Les personnes handicapées font face quotidiennement à des obstacles. L’OMS définit les obstacles comme « des facteurs environnementaux qui, par leur absence ou leur présence, limitent la fonctionnalité et créent un handicap, par exemple l’absence de technologies d’assistance, le manque d’accès à des environnements physiques et aux technologies d’assistance appropriées et les comportements négatifs vis-à-vis du handicap » (2011, p. 302). Selon la recherche, l’obstacle le plus difficile est souvent de surmonter les stéréotypes. Qu’elles soient liées à l’ignorance, à la peur, à un manque de compréhension ou à la haine, certains comportements et certaines perceptions peuvent devenir des obstacles qui empêchent les personnes handicapées de poursuivre leurs rêves et leurs aspirations. Le comportement le plus répandu consiste à mettre en avant leurs limites au lieu de leurs capacités. Pour commencer, nous devons éviter d’avoir de faibles attentes sur ce qu’elles peuvent réaliser. Nous devons les considérer comme des personnes intelligentes, talentueuses, productives, pouvant contribuer à la vie économique comme chacun d’entre nous. Lorsqu’on demandait à Eleanor Roosevelt pourquoi son mari faisait tant pour son pays et pour le monde malgré son handicap, elle répondait « Non, non, non ! C’est grâce à son handicap qu’il a fait ces choses ». Les comportements négatifs conduisent l’ensemble de la communauté à nier aux personnes handicapées l’accès aux droits fondamentaux et aux droits civils (Reiter et Bryen, 2010). La plupart d’entre elles disent avoir rencontré ce genre de situation à un moment de leur vie et avoir été perçues comme différentes et à qui l’on accordait peu de crédit. L’expérience de ce type de discrimination est aussi universelle et touche non seulement les personnes non handicapées, mais les personnes handicapées. Il est très difficile d’avoir des attentes élevées pour soi lorsque les autres attendent peu de vous.

Sensibilisation

Malheureusement, en raison des obstacles et de la discrimination auxquels les personnes handicapées continuent de faire face, elles sont obligées de s’orienter vers l’auto-représentation.

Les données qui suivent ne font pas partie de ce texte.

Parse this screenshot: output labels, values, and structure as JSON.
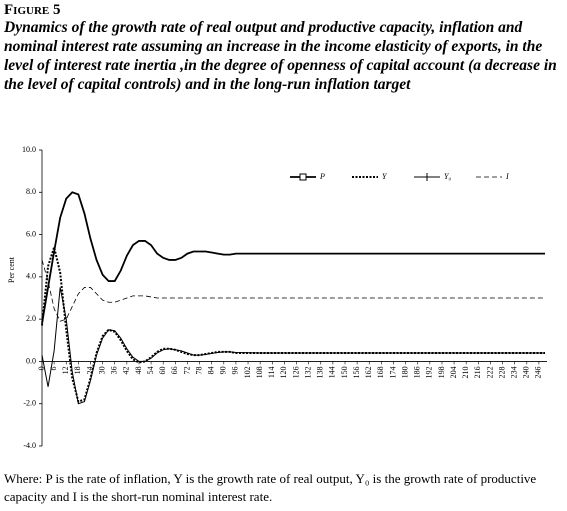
{
  "chart_data": {
    "type": "line",
    "figure_label": "Figure 5",
    "title": "Dynamics of the growth rate of real output and productive capacity, inflation and nominal interest rate assuming an increase in the income elasticity of exports, in the level of interest rate inertia ,in the degree of openness of capital account (a decrease in the level of capital controls) and in the long-run inflation target",
    "y_label": "Per cent",
    "note": "Where: P is the rate of inflation, Y is the growth rate of real output, Y₀ is the growth rate of productive capacity and I is the short-run nominal interest rate.",
    "x": [
      0,
      3,
      6,
      9,
      12,
      15,
      18,
      21,
      24,
      27,
      30,
      33,
      36,
      39,
      42,
      45,
      48,
      51,
      54,
      57,
      60,
      63,
      66,
      69,
      72,
      75,
      78,
      81,
      84,
      87,
      90,
      93,
      96,
      108,
      120,
      132,
      144,
      156,
      168,
      180,
      192,
      204,
      216,
      228,
      240,
      249
    ],
    "series": [
      {
        "name": "P",
        "color": "#000000",
        "style": "solid-square",
        "values": [
          1.8,
          3.5,
          5.2,
          6.8,
          7.7,
          8.0,
          7.9,
          7.0,
          5.8,
          4.8,
          4.1,
          3.8,
          3.8,
          4.3,
          5.0,
          5.5,
          5.7,
          5.7,
          5.5,
          5.1,
          4.9,
          4.8,
          4.8,
          4.9,
          5.1,
          5.2,
          5.2,
          5.2,
          5.15,
          5.1,
          5.05,
          5.05,
          5.1,
          5.1,
          5.1,
          5.1,
          5.1,
          5.1,
          5.1,
          5.1,
          5.1,
          5.1,
          5.1,
          5.1,
          5.1,
          5.1
        ]
      },
      {
        "name": "Y",
        "color": "#000000",
        "style": "dotted",
        "values": [
          1.7,
          4.5,
          5.4,
          4.2,
          1.5,
          -0.8,
          -1.9,
          -1.8,
          -0.8,
          0.4,
          1.2,
          1.5,
          1.4,
          1.0,
          0.5,
          0.1,
          -0.05,
          0.0,
          0.2,
          0.45,
          0.6,
          0.6,
          0.55,
          0.45,
          0.35,
          0.3,
          0.3,
          0.35,
          0.4,
          0.45,
          0.45,
          0.45,
          0.4,
          0.4,
          0.4,
          0.4,
          0.4,
          0.4,
          0.4,
          0.4,
          0.4,
          0.4,
          0.4,
          0.4,
          0.4,
          0.4
        ]
      },
      {
        "name": "Y₀",
        "color": "#000000",
        "style": "solid-plus",
        "values": [
          0.3,
          -1.2,
          0.5,
          3.5,
          2.0,
          -0.5,
          -2.0,
          -1.9,
          -0.9,
          0.3,
          1.1,
          1.5,
          1.45,
          1.1,
          0.6,
          0.2,
          0.0,
          0.0,
          0.15,
          0.4,
          0.55,
          0.6,
          0.55,
          0.5,
          0.4,
          0.3,
          0.3,
          0.33,
          0.38,
          0.42,
          0.45,
          0.45,
          0.42,
          0.4,
          0.4,
          0.4,
          0.4,
          0.4,
          0.4,
          0.4,
          0.4,
          0.4,
          0.4,
          0.4,
          0.4,
          0.4
        ]
      },
      {
        "name": "I",
        "color": "#000000",
        "style": "dashed",
        "values": [
          4.8,
          3.8,
          2.5,
          1.9,
          2.0,
          2.6,
          3.2,
          3.5,
          3.5,
          3.2,
          2.9,
          2.8,
          2.8,
          2.9,
          3.0,
          3.1,
          3.1,
          3.1,
          3.05,
          3.0,
          3.0,
          3.0,
          3.0,
          3.0,
          3.0,
          3.0,
          3.0,
          3.0,
          3.0,
          3.0,
          3.0,
          3.0,
          3.0,
          3.0,
          3.0,
          3.0,
          3.0,
          3.0,
          3.0,
          3.0,
          3.0,
          3.0,
          3.0,
          3.0,
          3.0,
          3.0
        ]
      }
    ],
    "xlim": [
      0,
      250
    ],
    "xticks": [
      0,
      6,
      12,
      18,
      24,
      30,
      36,
      42,
      48,
      54,
      60,
      66,
      72,
      78,
      84,
      90,
      96,
      102,
      108,
      114,
      120,
      126,
      132,
      138,
      144,
      150,
      156,
      162,
      168,
      174,
      180,
      186,
      192,
      198,
      204,
      210,
      216,
      222,
      228,
      234,
      240,
      246
    ],
    "ylim": [
      -4,
      10
    ],
    "yticks": [
      {
        "value": -4,
        "label": "-4.0"
      },
      {
        "value": -2,
        "label": "-2.0"
      },
      {
        "value": 0,
        "label": "0.0"
      },
      {
        "value": 2,
        "label": "2.0"
      },
      {
        "value": 4,
        "label": "4.0"
      },
      {
        "value": 6,
        "label": "6.0"
      },
      {
        "value": 8,
        "label": "8.0"
      },
      {
        "value": 10,
        "label": "10.0"
      }
    ],
    "legend": "top-right"
  }
}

Le mouvement a débuté en Suède dans les années 1960 lorsqu’un groupe de personnes souffrant de déficience mentale ont dressé une liste concernant la façon dont elles souhaitaient recevoir des services et ce qu’elles attendaient de la part des prestataires de ces services. À l’époque, l’idée était totalement nouvelle. Plus maintenant. L’autoreprésentation permet aux personnes handicapées de comprendre leurs droits et leurs responsabilités, de défendre leurs intérêts et de faire des choix concernant leur vie personnelle. Elle leur permet de faire entendre leur voix et de surmonter la tyrannie des faibles attentes. Elle vise à mettre l’accent sur ce dont elles ont besoin et ce à quoi elles ont droit. Grâce à ce mouvement, la qualité de vie des personnes handicapées s’est considérablement améliorée. Elle continue d’être un mouvement international des droits civils par et pour les personnes présentant des troubles du développement.

Conclusion

Il est temps de sensibiliser davantage le public aux droits des personnes handicapées et d’encourager leur acceptation et leur inclusion dans le monde aux niveaux local, régional, national et international. Le mouvement des droits des personnes handicapées, qui est né du mouvement des droits civils, a donné lieu à des politiques orientées « vers l’intégration communautaire et scolaire, et les solutions pour répondre à leurs besoins en matière de santé ont laissé place à des approches plus interactives reconnaissant que le handicap est dû à des facteurs environnementaux ainsi que physiques » (OMS et Banque mondiale, 2011, p. 3). La mise en place des politiques a permis de renforcer les capacités organisationnelles.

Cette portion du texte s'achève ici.